I think that problem is in the sentence
That happens to be not true. A test which ouputs useful information WILL change your beliefs. Especially given point 2, one can say “Any informative test will always change your beliefs”.
What’s tricky here is expectation. You expect your beliefs to change but you don’t know in which direction. So your expectation is for zero change even though you know that you’ll get some non-zero change.
This looks paradoxical, but is the entirely standard way in which statistics (in particular random variables) operate. Consider a toss of a fair coin. The expectation is half heads half tails which is guaranteed not to happen. You know you’ll get either heads or tail but not which one of those two. The expectation will not match the outcome—all it can do is be equidistant (appropriately weighted) from all possible outcomes.
I might go with:
Another option is to try to illustrate both CoEE and Beliefs Pay Rent in Anticipated Experiences at the same time, since I think failing BPRiAE demonstrates an easy way to fail CoEE.

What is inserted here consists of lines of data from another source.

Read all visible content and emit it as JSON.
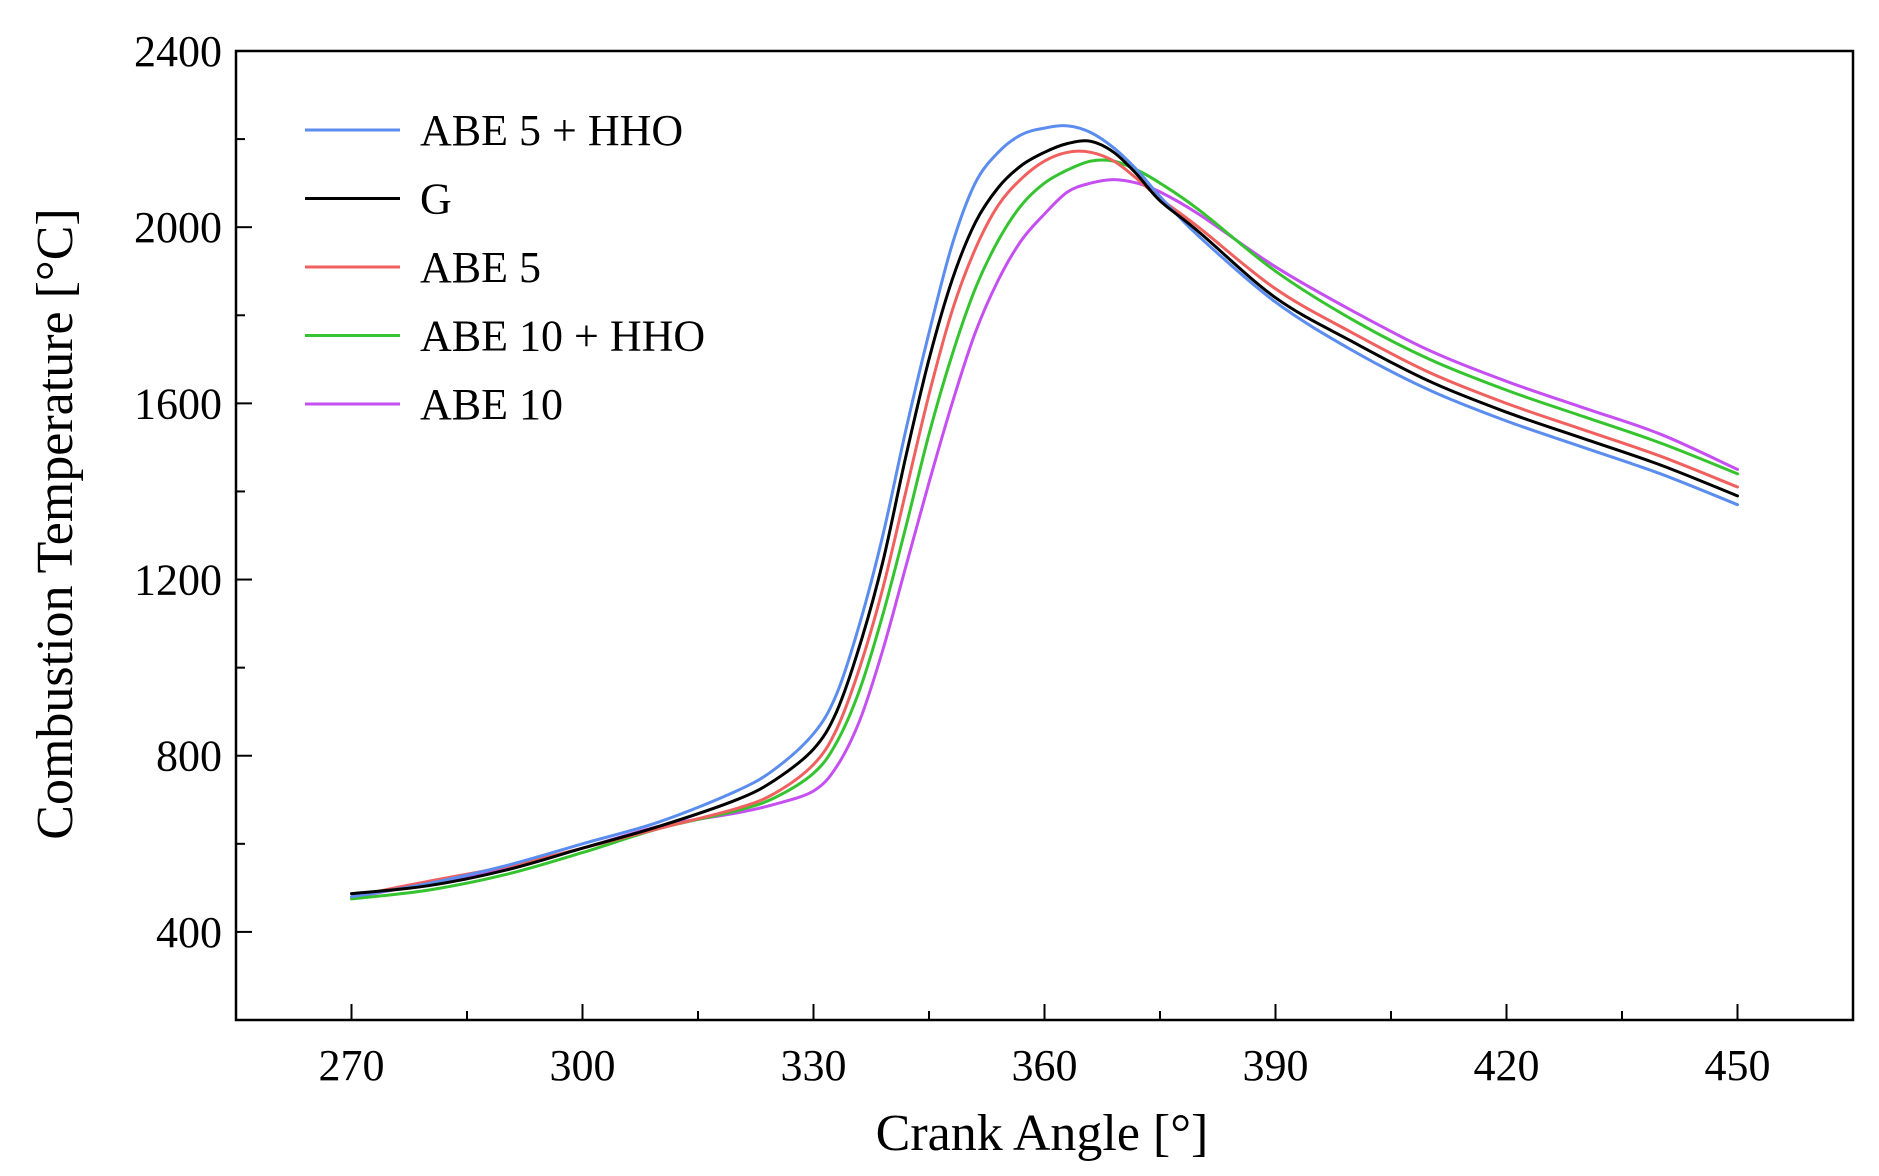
{
  "chart_data": {
    "type": "line",
    "title": "",
    "xlabel": "Crank Angle [°]",
    "ylabel": "Combustion Temperature [°C]",
    "xlim": [
      255,
      465
    ],
    "ylim": [
      200,
      2400
    ],
    "xticks": [
      270,
      300,
      330,
      360,
      390,
      420,
      450
    ],
    "yticks": [
      400,
      800,
      1200,
      1600,
      2000,
      2400
    ],
    "x_minor_step": 15,
    "y_minor_step": 200,
    "grid": false,
    "legend_position": "top-left",
    "series": [
      {
        "name": "ABE 5 + HHO",
        "color": "#5b8def",
        "points": [
          [
            270,
            480
          ],
          [
            280,
            510
          ],
          [
            290,
            550
          ],
          [
            300,
            600
          ],
          [
            310,
            650
          ],
          [
            320,
            720
          ],
          [
            325,
            770
          ],
          [
            330,
            850
          ],
          [
            333,
            940
          ],
          [
            336,
            1100
          ],
          [
            339,
            1300
          ],
          [
            342,
            1540
          ],
          [
            345,
            1760
          ],
          [
            348,
            1960
          ],
          [
            351,
            2100
          ],
          [
            354,
            2170
          ],
          [
            357,
            2210
          ],
          [
            360,
            2225
          ],
          [
            363,
            2230
          ],
          [
            366,
            2215
          ],
          [
            369,
            2180
          ],
          [
            372,
            2130
          ],
          [
            375,
            2070
          ],
          [
            380,
            1980
          ],
          [
            390,
            1830
          ],
          [
            400,
            1720
          ],
          [
            410,
            1630
          ],
          [
            420,
            1560
          ],
          [
            430,
            1500
          ],
          [
            440,
            1440
          ],
          [
            450,
            1370
          ]
        ]
      },
      {
        "name": "G",
        "color": "#000000",
        "points": [
          [
            270,
            487
          ],
          [
            280,
            505
          ],
          [
            290,
            540
          ],
          [
            300,
            590
          ],
          [
            310,
            640
          ],
          [
            320,
            700
          ],
          [
            325,
            745
          ],
          [
            330,
            815
          ],
          [
            333,
            900
          ],
          [
            336,
            1050
          ],
          [
            339,
            1240
          ],
          [
            342,
            1480
          ],
          [
            345,
            1700
          ],
          [
            348,
            1880
          ],
          [
            351,
            2010
          ],
          [
            354,
            2090
          ],
          [
            357,
            2140
          ],
          [
            360,
            2170
          ],
          [
            363,
            2190
          ],
          [
            366,
            2195
          ],
          [
            369,
            2170
          ],
          [
            372,
            2120
          ],
          [
            375,
            2060
          ],
          [
            380,
            1990
          ],
          [
            390,
            1840
          ],
          [
            400,
            1740
          ],
          [
            410,
            1650
          ],
          [
            420,
            1580
          ],
          [
            430,
            1520
          ],
          [
            440,
            1460
          ],
          [
            450,
            1390
          ]
        ]
      },
      {
        "name": "ABE 5",
        "color": "#f0605e",
        "points": [
          [
            270,
            480
          ],
          [
            280,
            515
          ],
          [
            290,
            548
          ],
          [
            300,
            590
          ],
          [
            310,
            635
          ],
          [
            320,
            680
          ],
          [
            325,
            715
          ],
          [
            330,
            780
          ],
          [
            333,
            860
          ],
          [
            336,
            1000
          ],
          [
            339,
            1180
          ],
          [
            342,
            1400
          ],
          [
            345,
            1620
          ],
          [
            348,
            1810
          ],
          [
            351,
            1950
          ],
          [
            354,
            2050
          ],
          [
            357,
            2110
          ],
          [
            360,
            2150
          ],
          [
            363,
            2170
          ],
          [
            366,
            2170
          ],
          [
            369,
            2150
          ],
          [
            372,
            2110
          ],
          [
            375,
            2065
          ],
          [
            380,
            2000
          ],
          [
            390,
            1860
          ],
          [
            400,
            1760
          ],
          [
            410,
            1670
          ],
          [
            420,
            1600
          ],
          [
            430,
            1540
          ],
          [
            440,
            1480
          ],
          [
            450,
            1410
          ]
        ]
      },
      {
        "name": "ABE 10 + HHO",
        "color": "#35c42f",
        "points": [
          [
            270,
            475
          ],
          [
            280,
            495
          ],
          [
            290,
            530
          ],
          [
            300,
            580
          ],
          [
            310,
            635
          ],
          [
            320,
            675
          ],
          [
            325,
            705
          ],
          [
            330,
            760
          ],
          [
            333,
            830
          ],
          [
            336,
            950
          ],
          [
            339,
            1120
          ],
          [
            342,
            1320
          ],
          [
            345,
            1530
          ],
          [
            348,
            1710
          ],
          [
            351,
            1860
          ],
          [
            354,
            1970
          ],
          [
            357,
            2050
          ],
          [
            360,
            2100
          ],
          [
            363,
            2130
          ],
          [
            366,
            2150
          ],
          [
            369,
            2150
          ],
          [
            372,
            2130
          ],
          [
            375,
            2100
          ],
          [
            380,
            2040
          ],
          [
            390,
            1900
          ],
          [
            400,
            1790
          ],
          [
            410,
            1700
          ],
          [
            420,
            1630
          ],
          [
            430,
            1570
          ],
          [
            440,
            1510
          ],
          [
            450,
            1440
          ]
        ]
      },
      {
        "name": "ABE 10",
        "color": "#c54ff0",
        "points": [
          [
            270,
            478
          ],
          [
            280,
            510
          ],
          [
            290,
            545
          ],
          [
            300,
            590
          ],
          [
            310,
            640
          ],
          [
            320,
            670
          ],
          [
            325,
            690
          ],
          [
            330,
            720
          ],
          [
            333,
            775
          ],
          [
            336,
            880
          ],
          [
            339,
            1040
          ],
          [
            342,
            1230
          ],
          [
            345,
            1420
          ],
          [
            348,
            1600
          ],
          [
            351,
            1760
          ],
          [
            354,
            1880
          ],
          [
            357,
            1970
          ],
          [
            360,
            2030
          ],
          [
            363,
            2080
          ],
          [
            366,
            2100
          ],
          [
            369,
            2108
          ],
          [
            372,
            2100
          ],
          [
            375,
            2080
          ],
          [
            380,
            2030
          ],
          [
            390,
            1910
          ],
          [
            400,
            1810
          ],
          [
            410,
            1720
          ],
          [
            420,
            1650
          ],
          [
            430,
            1590
          ],
          [
            440,
            1530
          ],
          [
            450,
            1450
          ]
        ]
      }
    ]
  }
}
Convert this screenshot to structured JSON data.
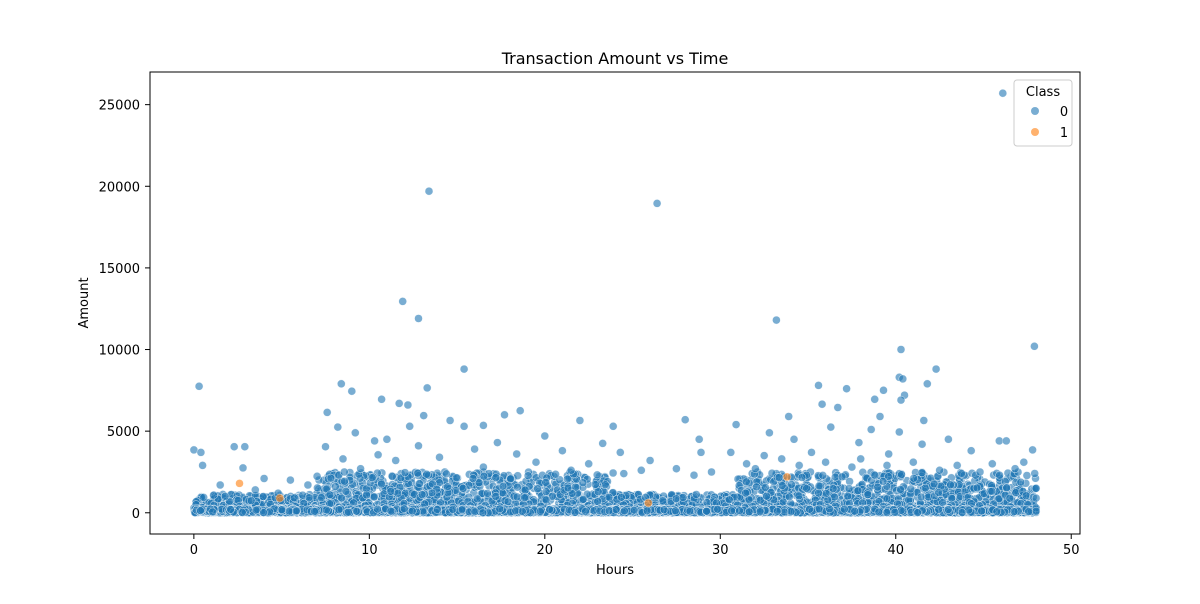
{
  "chart_data": {
    "type": "scatter",
    "title": "Transaction Amount vs Time",
    "xlabel": "Hours",
    "ylabel": "Amount",
    "xlim": [
      -2.5,
      50.5
    ],
    "ylim": [
      -1300,
      27000
    ],
    "xticks": [
      0,
      10,
      20,
      30,
      40,
      50
    ],
    "yticks": [
      0,
      5000,
      10000,
      15000,
      20000,
      25000
    ],
    "grid": false,
    "legend": {
      "title": "Class",
      "placement": "top-right",
      "entries": [
        "0",
        "1"
      ]
    },
    "colors": {
      "0": "#1f77b4",
      "1": "#ff7f0e"
    },
    "point_alpha": 0.6,
    "series": [
      {
        "name": "0",
        "points": [
          [
            46.1,
            25700
          ],
          [
            13.4,
            19700
          ],
          [
            26.4,
            18950
          ],
          [
            11.9,
            12950
          ],
          [
            12.8,
            11900
          ],
          [
            33.2,
            11800
          ],
          [
            47.9,
            10200
          ],
          [
            40.3,
            10000
          ],
          [
            15.4,
            8800
          ],
          [
            42.3,
            8800
          ],
          [
            40.2,
            8300
          ],
          [
            40.4,
            8200
          ],
          [
            8.4,
            7900
          ],
          [
            35.6,
            7800
          ],
          [
            41.8,
            7900
          ],
          [
            0.3,
            7750
          ],
          [
            13.3,
            7650
          ],
          [
            37.2,
            7600
          ],
          [
            39.3,
            7500
          ],
          [
            9.0,
            7450
          ],
          [
            40.5,
            7200
          ],
          [
            10.7,
            6950
          ],
          [
            38.8,
            6950
          ],
          [
            40.3,
            6900
          ],
          [
            11.7,
            6700
          ],
          [
            35.8,
            6650
          ],
          [
            12.2,
            6600
          ],
          [
            36.7,
            6450
          ],
          [
            18.6,
            6250
          ],
          [
            7.6,
            6150
          ],
          [
            17.7,
            6000
          ],
          [
            13.1,
            5950
          ],
          [
            39.1,
            5900
          ],
          [
            33.9,
            5900
          ],
          [
            22.0,
            5650
          ],
          [
            28.0,
            5700
          ],
          [
            41.6,
            5650
          ],
          [
            30.9,
            5400
          ],
          [
            12.3,
            5300
          ],
          [
            14.6,
            5650
          ],
          [
            8.2,
            5250
          ],
          [
            15.4,
            5300
          ],
          [
            16.5,
            5350
          ],
          [
            23.9,
            5300
          ],
          [
            36.3,
            5250
          ],
          [
            38.6,
            5100
          ],
          [
            32.8,
            4900
          ],
          [
            40.2,
            4950
          ],
          [
            9.2,
            4900
          ],
          [
            11.0,
            4500
          ],
          [
            43.0,
            4500
          ],
          [
            45.9,
            4400
          ],
          [
            10.3,
            4400
          ],
          [
            28.8,
            4500
          ],
          [
            34.2,
            4500
          ],
          [
            20.0,
            4700
          ],
          [
            37.9,
            4300
          ],
          [
            41.5,
            4200
          ],
          [
            46.3,
            4400
          ],
          [
            17.3,
            4300
          ],
          [
            23.3,
            4250
          ],
          [
            0.0,
            3850
          ],
          [
            0.4,
            3700
          ],
          [
            2.3,
            4050
          ],
          [
            2.9,
            4050
          ],
          [
            7.5,
            4050
          ],
          [
            12.8,
            4100
          ],
          [
            16.0,
            3900
          ],
          [
            21.0,
            3800
          ],
          [
            24.3,
            3700
          ],
          [
            28.9,
            3700
          ],
          [
            30.6,
            3700
          ],
          [
            35.2,
            3700
          ],
          [
            44.3,
            3800
          ],
          [
            47.8,
            3850
          ],
          [
            18.4,
            3600
          ],
          [
            26.0,
            3200
          ],
          [
            32.5,
            3500
          ],
          [
            39.6,
            3600
          ],
          [
            10.5,
            3550
          ],
          [
            5.5,
            2000
          ],
          [
            0.5,
            2900
          ],
          [
            2.8,
            2750
          ],
          [
            4.0,
            2100
          ],
          [
            6.5,
            1700
          ],
          [
            1.5,
            1700
          ],
          [
            3.5,
            1400
          ],
          [
            4.8,
            1200
          ],
          [
            8.5,
            3300
          ],
          [
            11.5,
            3200
          ],
          [
            14.0,
            3400
          ],
          [
            19.5,
            3100
          ],
          [
            22.5,
            3000
          ],
          [
            25.5,
            2600
          ],
          [
            27.5,
            2700
          ],
          [
            29.5,
            2500
          ],
          [
            31.5,
            3000
          ],
          [
            33.5,
            3300
          ],
          [
            36.0,
            3100
          ],
          [
            38.0,
            3300
          ],
          [
            41.0,
            3100
          ],
          [
            43.5,
            2900
          ],
          [
            45.5,
            3000
          ],
          [
            47.3,
            3100
          ],
          [
            9.5,
            2700
          ],
          [
            16.5,
            2800
          ],
          [
            21.5,
            2600
          ],
          [
            24.5,
            2400
          ],
          [
            28.5,
            2300
          ],
          [
            32.0,
            2700
          ],
          [
            34.5,
            2900
          ],
          [
            37.5,
            2800
          ],
          [
            39.5,
            2900
          ],
          [
            42.5,
            2600
          ],
          [
            44.8,
            2500
          ],
          [
            46.8,
            2700
          ],
          [
            48.0,
            1500
          ],
          [
            48.0,
            900
          ],
          [
            48.0,
            300
          ],
          [
            48.0,
            100
          ]
        ],
        "band": {
          "x_range": [
            0,
            48
          ],
          "y_range": [
            0,
            2500
          ],
          "note": "dense cloud of points"
        }
      },
      {
        "name": "1",
        "points": [
          [
            2.6,
            1800
          ],
          [
            4.9,
            900
          ],
          [
            25.9,
            600
          ],
          [
            33.8,
            2200
          ]
        ]
      }
    ]
  }
}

All the passage says is that if you believe the coin is unbiased, then you expect to see a roughly 50-50 split between heads and tails. If you expect to see 70:30 split of heads:tails, you ought to believe that the coin is so biased before you do the experiment. It looks trivial when applied to coins, but less so in other contexts. This is a statement about priors, not posteriors, hence the term “expectation”. In Eliezer’s example, if you are p% confident that an accused is a witch, then you should expect a definitive witch test to exonerate the accused (100-p)% of the time. If any outcome “confirms witchiness”, then the test in question is not a test of witchiness.